Bauernproteste gegen „Enteignung durch die Hintertür“ – durch die geplante Insektenschutzverordnung
Das Landvolk meldet sich zu Wort, mit allem was es hat – jedenfalls gemessen an den gigantischen PS-Zahlen, die hier zusammengekommen sind und ansonsten Alltags dort tätig sind, wo unter anderem das gute deutsche Brot seinen Ursprung hat: auf dem Feld. Ein Bild voller Symbolkraft. Eine ungemütliche Mahnung will man sein, gerichtet an die da drinnen, hinter dem Schriftzug „Dem deutschen Volke“.
Die Berliner Polizei genehmigte sogar das gemeinsame Hupen, das in diesen Tagen zur Soundkulisse von Berlin gehört, wie die großen, meist grün lackierten Kolosse der Bauern aus ganz Deutschland zum Straßenbild.

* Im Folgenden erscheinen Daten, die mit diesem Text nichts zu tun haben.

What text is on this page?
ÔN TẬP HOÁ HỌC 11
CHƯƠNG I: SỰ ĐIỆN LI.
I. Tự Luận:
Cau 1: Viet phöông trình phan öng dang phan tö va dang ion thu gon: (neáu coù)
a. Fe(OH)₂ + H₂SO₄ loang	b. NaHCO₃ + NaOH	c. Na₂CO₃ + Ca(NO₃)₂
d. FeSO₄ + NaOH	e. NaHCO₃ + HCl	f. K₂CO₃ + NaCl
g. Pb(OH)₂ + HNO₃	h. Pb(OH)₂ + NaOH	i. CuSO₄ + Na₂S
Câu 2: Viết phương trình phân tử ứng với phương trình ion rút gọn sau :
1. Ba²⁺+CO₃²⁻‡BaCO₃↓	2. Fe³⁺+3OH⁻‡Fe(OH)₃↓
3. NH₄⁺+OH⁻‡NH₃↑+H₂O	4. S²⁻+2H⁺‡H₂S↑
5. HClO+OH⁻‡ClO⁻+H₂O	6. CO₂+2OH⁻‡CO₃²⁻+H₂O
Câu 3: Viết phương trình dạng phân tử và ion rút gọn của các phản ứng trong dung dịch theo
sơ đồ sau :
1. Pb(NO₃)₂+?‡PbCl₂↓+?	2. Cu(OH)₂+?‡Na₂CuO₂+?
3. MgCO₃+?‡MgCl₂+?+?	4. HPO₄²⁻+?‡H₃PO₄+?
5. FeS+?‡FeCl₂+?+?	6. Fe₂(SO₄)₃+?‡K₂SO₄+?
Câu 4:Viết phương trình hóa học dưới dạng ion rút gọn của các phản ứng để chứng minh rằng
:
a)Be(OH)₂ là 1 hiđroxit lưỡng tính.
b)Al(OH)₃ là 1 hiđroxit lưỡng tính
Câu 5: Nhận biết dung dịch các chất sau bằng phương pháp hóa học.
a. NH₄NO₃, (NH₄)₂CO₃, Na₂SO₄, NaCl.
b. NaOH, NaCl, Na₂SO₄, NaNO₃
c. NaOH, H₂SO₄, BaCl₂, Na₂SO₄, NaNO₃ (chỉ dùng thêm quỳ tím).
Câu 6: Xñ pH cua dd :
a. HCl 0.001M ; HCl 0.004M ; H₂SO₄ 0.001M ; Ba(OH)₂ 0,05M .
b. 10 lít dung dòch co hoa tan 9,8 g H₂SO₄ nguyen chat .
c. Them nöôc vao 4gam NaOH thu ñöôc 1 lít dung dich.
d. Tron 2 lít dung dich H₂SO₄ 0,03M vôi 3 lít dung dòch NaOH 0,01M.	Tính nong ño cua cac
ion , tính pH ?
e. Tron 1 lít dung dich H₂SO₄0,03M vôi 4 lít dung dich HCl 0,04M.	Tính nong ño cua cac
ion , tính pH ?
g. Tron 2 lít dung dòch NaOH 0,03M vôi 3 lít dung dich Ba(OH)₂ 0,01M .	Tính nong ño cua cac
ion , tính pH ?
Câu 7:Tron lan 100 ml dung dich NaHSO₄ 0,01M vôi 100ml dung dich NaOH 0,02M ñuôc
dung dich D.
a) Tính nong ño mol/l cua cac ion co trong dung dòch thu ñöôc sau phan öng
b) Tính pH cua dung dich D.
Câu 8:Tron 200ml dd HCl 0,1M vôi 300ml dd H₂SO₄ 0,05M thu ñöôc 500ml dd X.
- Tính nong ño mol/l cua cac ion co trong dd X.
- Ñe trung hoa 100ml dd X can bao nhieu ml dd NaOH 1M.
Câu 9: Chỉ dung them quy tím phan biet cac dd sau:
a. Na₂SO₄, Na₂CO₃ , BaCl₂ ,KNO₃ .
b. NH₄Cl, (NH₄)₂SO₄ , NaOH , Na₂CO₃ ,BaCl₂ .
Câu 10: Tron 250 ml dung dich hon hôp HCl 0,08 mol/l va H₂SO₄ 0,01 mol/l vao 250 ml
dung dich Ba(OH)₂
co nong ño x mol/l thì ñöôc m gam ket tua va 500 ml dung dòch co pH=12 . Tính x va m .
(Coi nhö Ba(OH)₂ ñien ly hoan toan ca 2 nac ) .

Hat mal jemand das Hupkonzert von vielen Traktoren erlebt? Es geht einem durch Mark und Bein.
Noch mehr, wenn man weiß, um was es hier geht: Um ein letztes Aufbäumen von Verzweifelten, um eine Erschütterung der Lebenswelt dieser fleißigen Menschen, die so gar nicht zu der Erhabenheit ihrer Traktoren passen will. Der Mensch ganz klein im Schatten seiner Werkzeuge, aber stolz und erhobenen Hauptes im Schatten des Reichstags, da, wo wiederum das Unheil für diese Bauern seinen Ursprung hat.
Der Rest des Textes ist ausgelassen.